Neue Werkzeuge für mehr Automatisierung bei der Validierung

Gerade bei der Analyse von Inhalten spielt KI ihre Stärken aus – insbesondere dann, wenn sie gezielt trainiert wurde. Und genau hier beginnt ein spannender Wandel in der Validierung von Barrierefreiheit.

Der PDF Accessibility Checker wird in der Version PAC 2026 eine KI-basierte semantische Strukturprüfung bieten. Diese macht Fehler sichtbar, die durch rein technische Prüfungen nicht erkannt werden. Das ist ein echter Mehrwert. Zugegeben: Die Entwicklung steht noch am Anfang, nicht alle Probleme werden bereits zuverlässig identifiziert. Aber: Die KI zeigt schon heute konkrete Schwachstellen, die gezielt korrigiert werden können. Der Hersteller axes4 ist hier klar auf dem richtigen Weg – und angesichts der dynamischen KI-Entwicklung ist mit deutlichen Verbesserungen zu rechnen.

Ähnlich spannend ist PDF4WCAG von Dual Lab, ein auf veraPDF basierender Prüfdienst. Der Service kombiniert „machine checks“ mit „human checks“ zur Validierung der WCAG-2.2-Kriterien. Laut Hersteller befindet sich die Lösung noch im experimentellen Stadium – die bisherigen Ergebnisse sind jedoch vielversprechend. Perspektivisch dürfte sich der Prüfaufwand für PDFs deutlich reduzieren, unterstützt durch stärker automatisierte Prozesse.

Was für PDFs gilt, gilt zunehmend auch für Webseiten. Die Barrierefreiheitsexperten von Accessibility Cloud arbeiten im Rahmen der KI-Initiative ACAI an einer erweiterten Validierung, deren Einführung für 2026 geplant ist. Auch hier ist klar: Mehr Automatisierung bedeutet weniger manuellen Aufwand bei Prüfung und Auditierung.

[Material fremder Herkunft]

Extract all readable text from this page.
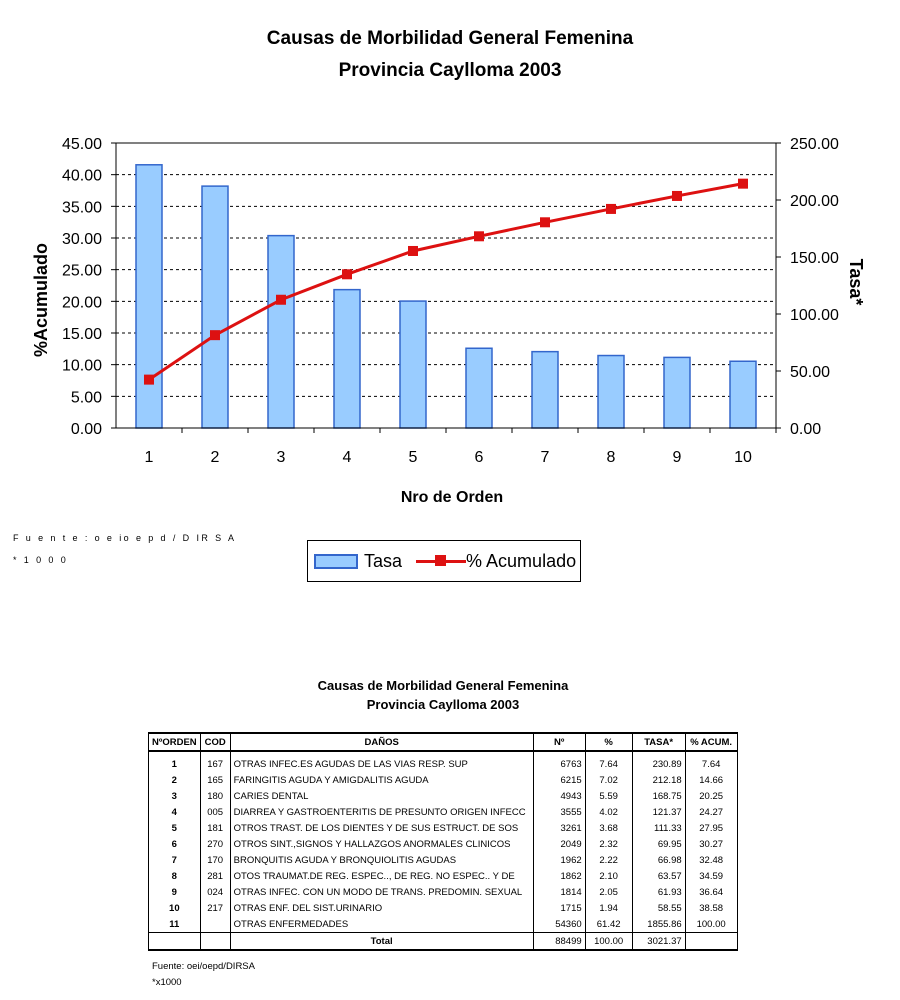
Causas de Morbilidad General Femenina
Provincia Caylloma 2003
0.00
5.00
10.00
15.00
20.00
25.00
30.00
35.00
40.00
45.00
0.00
50.00
100.00
150.00
200.00
250.00
1	2	3	4	5	6	7	8	9	10
Nro de Orden
%Acumulado	Tasa*
F u e n t e : o e io e p d / D IR S A
* 1 0 0 0	Tasa	% Acumulado
Causas de Morbilidad General Femenina
Provincia Caylloma 2003
NºORDEN	COD	DAÑOS	Nº	%	TASA*	% ACUM.
1	167	OTRAS INFEC.ES AGUDAS DE LAS VIAS RESP. SUP	6763	7.64	230.89	7.64
2	165	FARINGITIS AGUDA Y AMIGDALITIS AGUDA	6215	7.02	212.18	14.66
3	180	CARIES DENTAL	4943	5.59	168.75	20.25
4	005	DIARREA Y GASTROENTERITIS DE PRESUNTO ORIGEN INFECC	3555	4.02	121.37	24.27
5	181	OTROS TRAST. DE LOS DIENTES Y DE SUS ESTRUCT. DE SOS	3261	3.68	111.33	27.95
6	270	OTROS SINT.,SIGNOS Y HALLAZGOS ANORMALES CLINICOS	2049	2.32	69.95	30.27
7	170	BRONQUITIS AGUDA Y BRONQUIOLITIS AGUDAS	1962	2.22	66.98	32.48
8	281	OTOS TRAUMAT.DE REG. ESPEC.., DE REG. NO ESPEC.. Y DE	1862	2.10	63.57	34.59
9	024	OTRAS INFEC. CON UN MODO DE TRANS. PREDOMIN. SEXUAL	1814	2.05	61.93	36.64
10	217	OTRAS ENF. DEL SIST.URINARIO	1715	1.94	58.55	38.58
11		OTRAS ENFERMEDADES	54360	61.42	1855.86	100.00
		Total	88499	100.00	3021.37	
Fuente: oei/oepd/DIRSA
*x1000
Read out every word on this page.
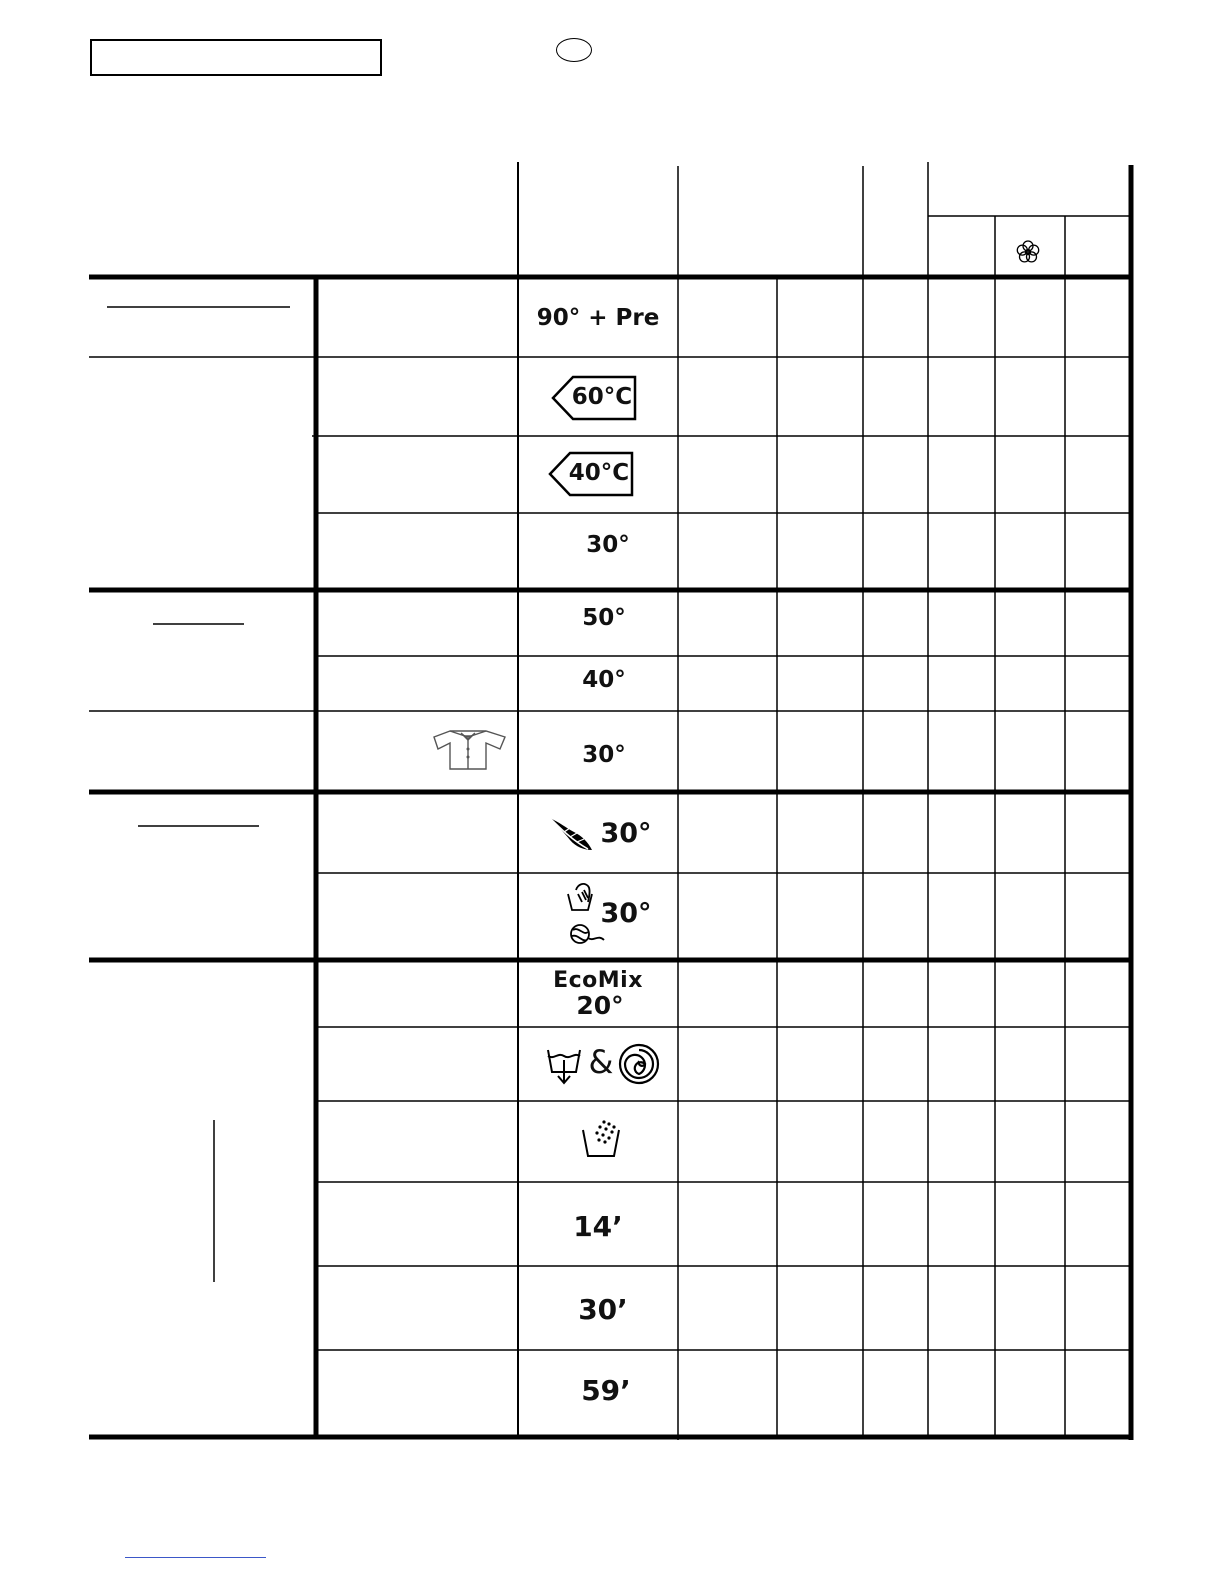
90° + Pre
60°C
40°C
30°
50°
40°
30°
30°
30°
EcoMix
20°
&
14’
30’
59’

Bei der automatisierten Erstellung von barrierefreien Dokumenten zeigt ich der Einsatz von KI als noch etwas holperig, die Erstellung alternativer Texte für Bilder und Grafiken ist jedoch anerkannt und nützlich. Ein Schwachstelle war bisher, dass nur das Bild übergeben wird und der Zusammenhang fehlte. Mit dem PDFix SDK kann nun auch der umliegende Text als Kontext mit übergeben werden, so dass bessere Ergebnisse erzielt werden.

2026 wird ein spannendes Jahr für KI in der Barrierefreiheits-Validierung. Die Entwicklung ist klar positiv – nicht als Ersatz für Fachwissen, sondern als kräftiger Verstärker. Am Ende profitieren alle: Prüfer, Organisationen – und vor allem die Nutzer. Für alle genannten Lösungen gibt es bereits kostenlose Testversionen oder sie sind angekündigt. Ein eigener Eindruck lohnt sich.